In summary, in the inductive ignition system embodying this invention there are two parallel SCR paths. The first of these paths is through a first SCR 40 which is caused to turn "on" by a reverse rotation pulse, as illustrated in FIG. 3. The SCR 40 is held "on" by the time delay of R/C network 46 and 48 so that no ignition pulse can be generated whenever the polarity of the first pulse is positive polarity. The second by-pass circuit senses a first generated pulse of negative polarity and includes a second SCR 56 which is gated "on" by a negative first pulse generated in the primary coil.

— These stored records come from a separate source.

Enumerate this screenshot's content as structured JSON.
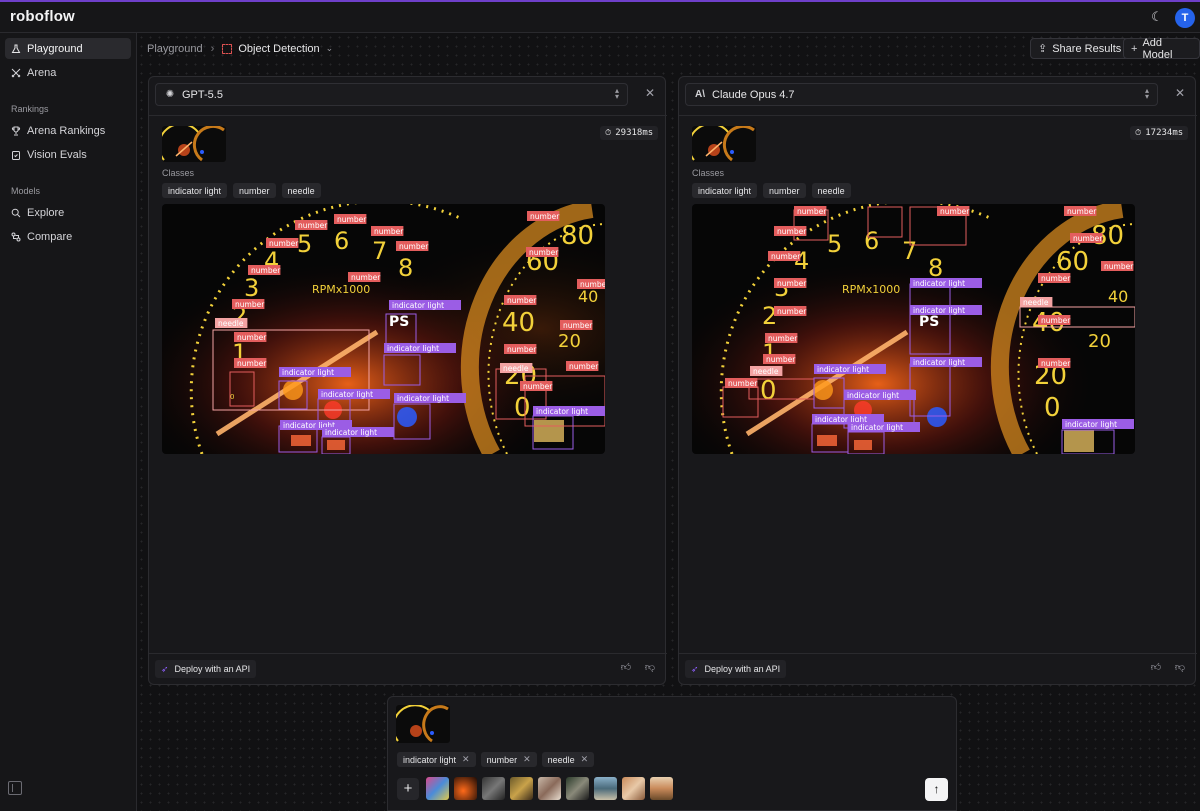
{
  "app": {
    "logo": "roboflow",
    "avatar_initial": "T"
  },
  "sidebar": {
    "items": [
      {
        "label": "Playground",
        "icon": "flask-icon",
        "active": true
      },
      {
        "label": "Arena",
        "icon": "swords-icon",
        "active": false
      }
    ],
    "rankings_section": "Rankings",
    "rankings_items": [
      {
        "label": "Arena Rankings",
        "icon": "trophy-icon"
      },
      {
        "label": "Vision Evals",
        "icon": "clipboard-icon"
      }
    ],
    "models_section": "Models",
    "models_items": [
      {
        "label": "Explore",
        "icon": "search-icon"
      },
      {
        "label": "Compare",
        "icon": "compare-icon"
      }
    ]
  },
  "header": {
    "breadcrumb_root": "Playground",
    "breadcrumb_current": "Object Detection",
    "share_label": "Share Results",
    "add_model_label": "Add Model"
  },
  "panels": [
    {
      "model": "GPT-5.5",
      "timer": "29318ms",
      "classes_label": "Classes",
      "classes": [
        "indicator light",
        "number",
        "needle"
      ],
      "deploy_label": "Deploy with an API"
    },
    {
      "model": "Claude Opus 4.7",
      "timer": "17234ms",
      "classes_label": "Classes",
      "classes": [
        "indicator light",
        "number",
        "needle"
      ],
      "deploy_label": "Deploy with an API"
    }
  ],
  "overlay_labels": {
    "number": "number",
    "indicator": "indicator light",
    "needle": "needle",
    "rpm": "RPMx1000",
    "ps": "PS"
  },
  "composer": {
    "classes": [
      "indicator light",
      "number",
      "needle"
    ]
  },
  "colors": {
    "accent": "#6e3fc9",
    "number_box": "#e35d5d",
    "indicator_box": "#9b5de5",
    "needle_box": "#f4a3a3"
  }
}
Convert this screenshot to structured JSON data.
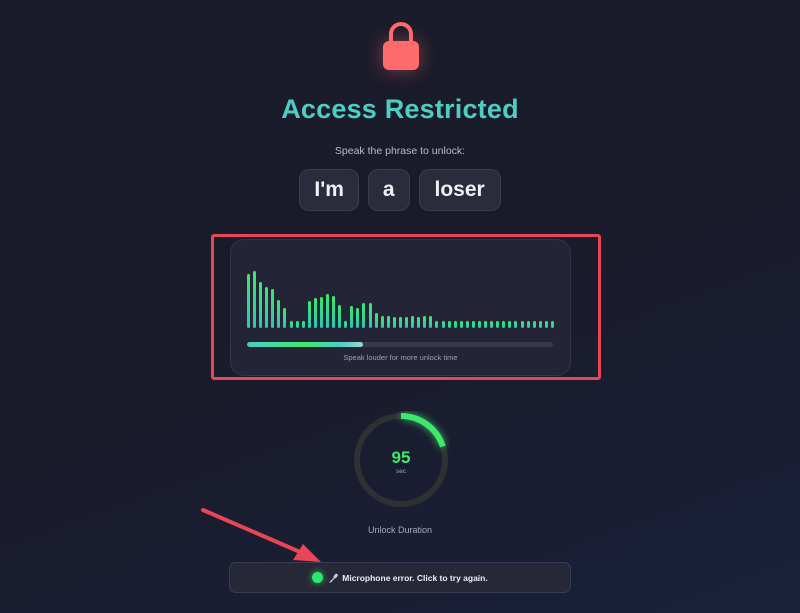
{
  "page": {
    "title": "Access Restricted",
    "subtitle": "Speak the phrase to unlock:",
    "phrase_words": [
      "I'm",
      "a",
      "loser"
    ]
  },
  "audio_meter": {
    "levels": [
      0.93,
      0.98,
      0.8,
      0.7,
      0.67,
      0.48,
      0.35,
      0.12,
      0.12,
      0.12,
      0.47,
      0.51,
      0.53,
      0.58,
      0.56,
      0.4,
      0.12,
      0.38,
      0.35,
      0.43,
      0.43,
      0.25,
      0.2,
      0.21,
      0.19,
      0.19,
      0.19,
      0.21,
      0.19,
      0.21,
      0.21,
      0.12,
      0.12,
      0.12,
      0.12,
      0.12,
      0.12,
      0.12,
      0.12,
      0.12,
      0.12,
      0.12,
      0.12,
      0.12,
      0.12,
      0.12,
      0.12,
      0.12,
      0.12,
      0.12,
      0.12
    ],
    "progress_fraction": 0.38,
    "hint": "Speak louder for more unlock time",
    "colors": {
      "bar_bottom": "#2ec4b6",
      "bar_top": "#3ee86d",
      "highlight": "#e84555"
    }
  },
  "timer": {
    "value": "95",
    "unit": "sec",
    "caption": "Unlock Duration",
    "arc_fraction": 0.2,
    "color": "#3ee86d"
  },
  "status": {
    "message": "Microphone error. Click to try again.",
    "icon": "microphone-icon",
    "indicator_color": "#2ee86b"
  },
  "colors": {
    "accent": "#4ecdc4",
    "lock": "#ff6b6b",
    "annotation": "#e84555"
  }
}
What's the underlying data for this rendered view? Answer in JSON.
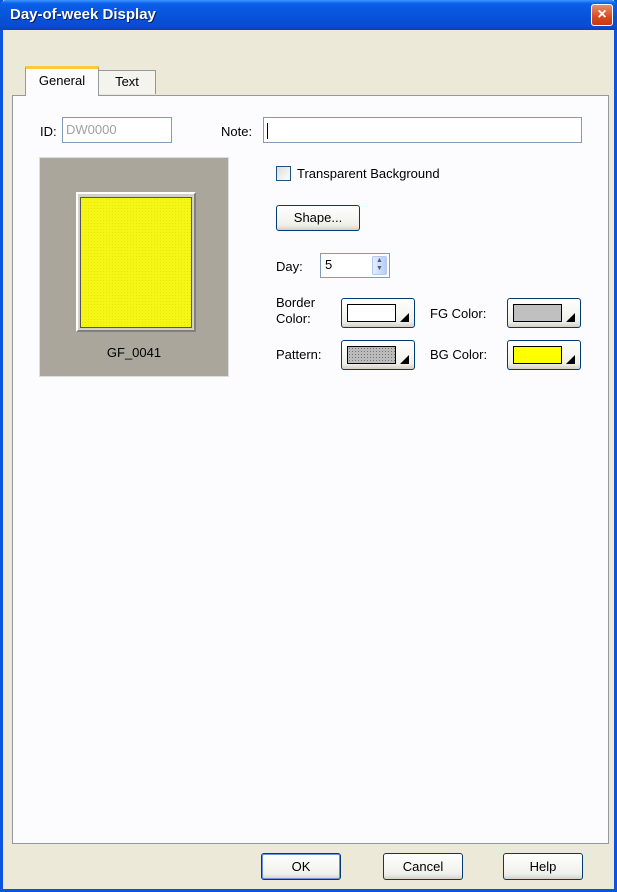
{
  "window": {
    "title": "Day-of-week Display",
    "close_icon": "×"
  },
  "tabs": [
    {
      "label": "General",
      "active": true
    },
    {
      "label": "Text",
      "active": false
    }
  ],
  "general": {
    "id_label": "ID:",
    "id_value": "DW0000",
    "note_label": "Note:",
    "note_value": "",
    "preview_caption": "GF_0041",
    "transparent_bg_label": "Transparent Background",
    "transparent_bg_checked": false,
    "shape_button": "Shape...",
    "day_label": "Day:",
    "day_value": "5",
    "border_color_label": "Border Color:",
    "border_color_line1": "Border",
    "border_color_line2": "Color:",
    "fg_color_label": "FG Color:",
    "pattern_label": "Pattern:",
    "bg_color_label": "BG Color:"
  },
  "colors": {
    "border_color": "#FFFFFF",
    "fg_color": "#C0C0C0",
    "bg_color": "#FFFF00",
    "title_bar": "#0A54E0"
  },
  "buttons": {
    "ok": "OK",
    "cancel": "Cancel",
    "help": "Help"
  }
}
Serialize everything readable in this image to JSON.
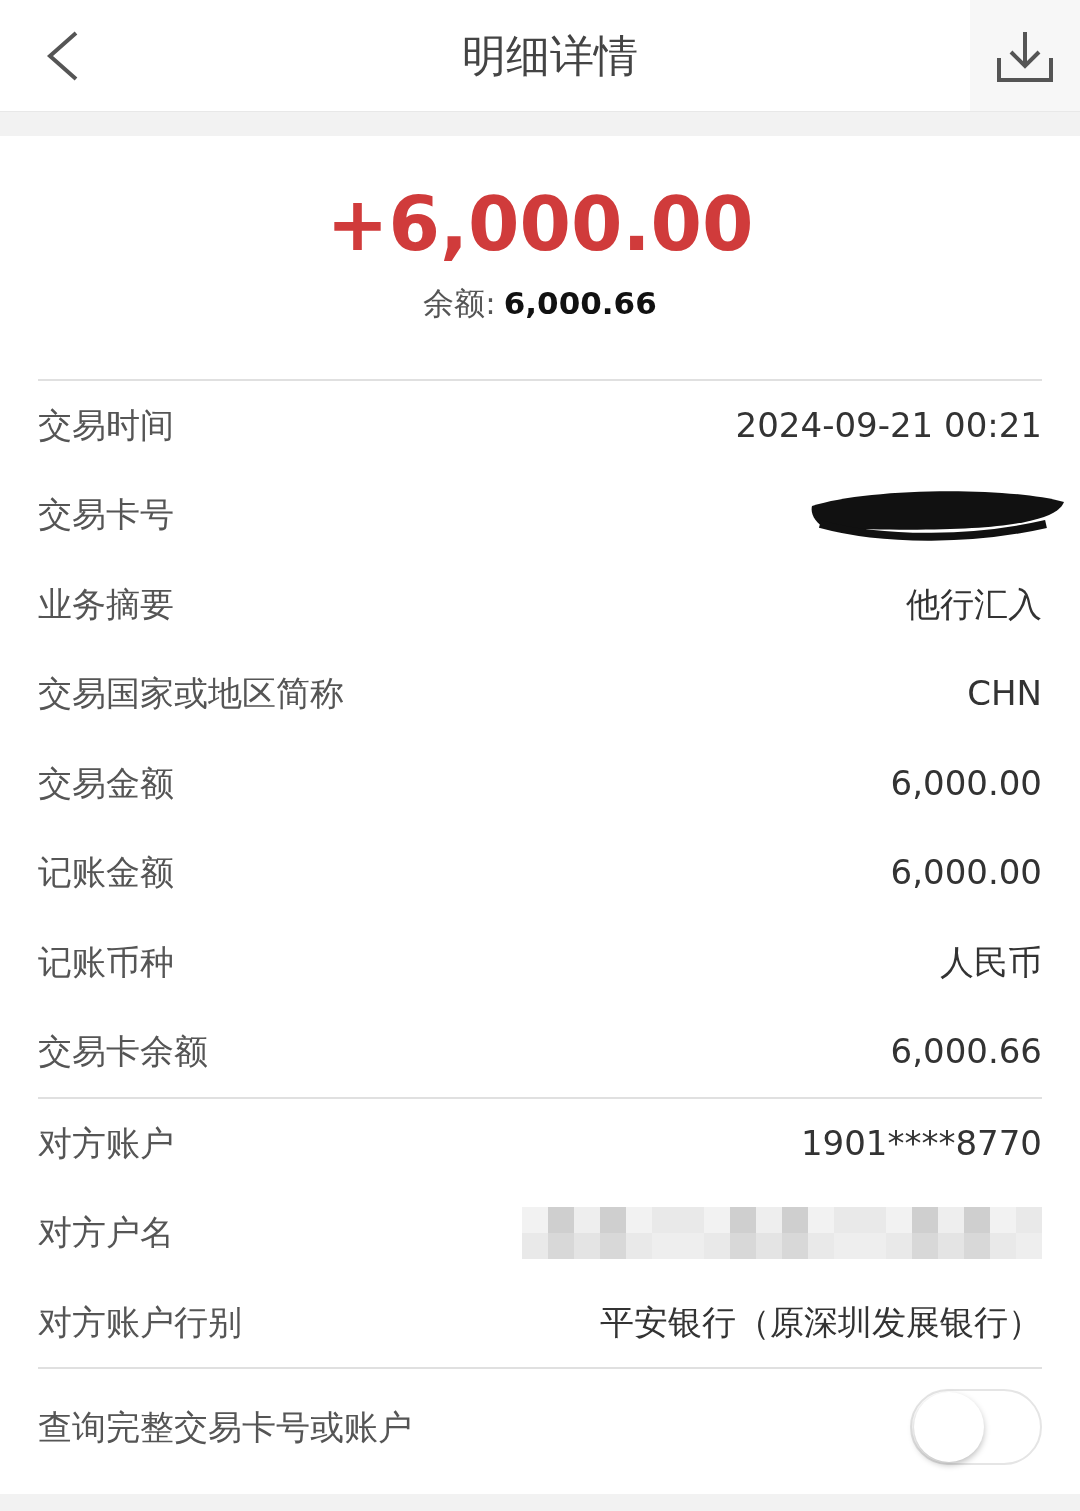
{
  "header": {
    "title": "明细详情"
  },
  "summary": {
    "amount": "+6,000.00",
    "balance_label": "余额:",
    "balance": "6,000.66"
  },
  "sections": [
    {
      "rows": [
        {
          "kind": "text",
          "label": "交易时间",
          "value": "2024-09-21 00:21"
        },
        {
          "kind": "scribble",
          "label": "交易卡号"
        },
        {
          "kind": "text",
          "label": "业务摘要",
          "value": "他行汇入"
        },
        {
          "kind": "text",
          "label": "交易国家或地区简称",
          "value": "CHN"
        },
        {
          "kind": "text",
          "label": "交易金额",
          "value": "6,000.00"
        },
        {
          "kind": "text",
          "label": "记账金额",
          "value": "6,000.00"
        },
        {
          "kind": "text",
          "label": "记账币种",
          "value": "人民币"
        },
        {
          "kind": "text",
          "label": "交易卡余额",
          "value": "6,000.66"
        }
      ]
    },
    {
      "rows": [
        {
          "kind": "text",
          "label": "对方账户",
          "value": "1901****8770"
        },
        {
          "kind": "mosaic",
          "label": "对方户名"
        },
        {
          "kind": "text",
          "label": "对方账户行别",
          "value": "平安银行（原深圳发展银行）"
        }
      ]
    }
  ],
  "toggle": {
    "label": "查询完整交易卡号或账户",
    "on": false
  }
}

Whenever SCR 56 is turned "on" by choke coil 66, SCR 40 is turned "off." Thus, a portion of the current flowing in the primary lead 20 will cause operation of the control circuit in the normal manner and cause collapse of primary current through transistor 24.

Claims

1. In an inductive breakerless magneto ignition system having an ignition transistor in circuit with the primary winding of an ignition coil to provide a solid state switch for primary current generated by said magneto and a control circuit responsive to a portion of the primary current for causing said transistor to be turned "off" for generation of an ignition pulse as a result of the open circuit collapse of primary current through said ignition transistor, an anti-reverse running system for preventing ignition pulse generation in response to reverse rotation of the magneto comprising a by-pass circuit connected across said primary winding and in parallel with said control circuit to shunt said portion of the primary current from the control circuit and including an electronic switching means and time delay means for holding said switching means "on" for a predetermined time to shunt away from said control circuit a pulse generated by reverse magneto rotation and a voltage sensing circuit for by-passing said by-pass circuit when said magneto is rotated in the forward direction.

2. In an inductive breakerless magneto ignition system as set forth in claim 1, in which said by-pass circuit includes a capacitor and resistor time delay network and means to pass voltages of positive polarity to charge said capacitor.

3. In an inductive breakerless magneto ignition system as set forth in claim 1, in which said voltage sensing circuit includes an inductor and resistor time delay network and means to pass voltages of negative polarity to said inductor.

4. In an inductive breakerless magneto ignition system as set forth in claim 1, in which said by-pass circuit includes a silicon controlled rectifier having an anode connected to the input side of the control circuit and a control electrode connected to a capacitor and resistor time delay network and a circuit for charging said capacitor, including a diode poled to pass electrical pulses of positive polarity for charging said capacitor.

5. In an inductive breakerless magneto ignition system as set forth in claim 4, in which said voltage sensing circuit includes a second silicon controlled rectifier having an anode-cathode path connected in parallel with said capacitor charging circuit and a control electrode connected to an inductor and a diode poled to pass electrical pulses of negative polarity to said inductor and a resistor in circuit with said inductor and said control electrode to provide a time delay for holding the second silicon controlled rectifier "on" for a predetermined time whenever said sensing circuit detects a first pulse of negative polarity generated by said magneto in the primary coil.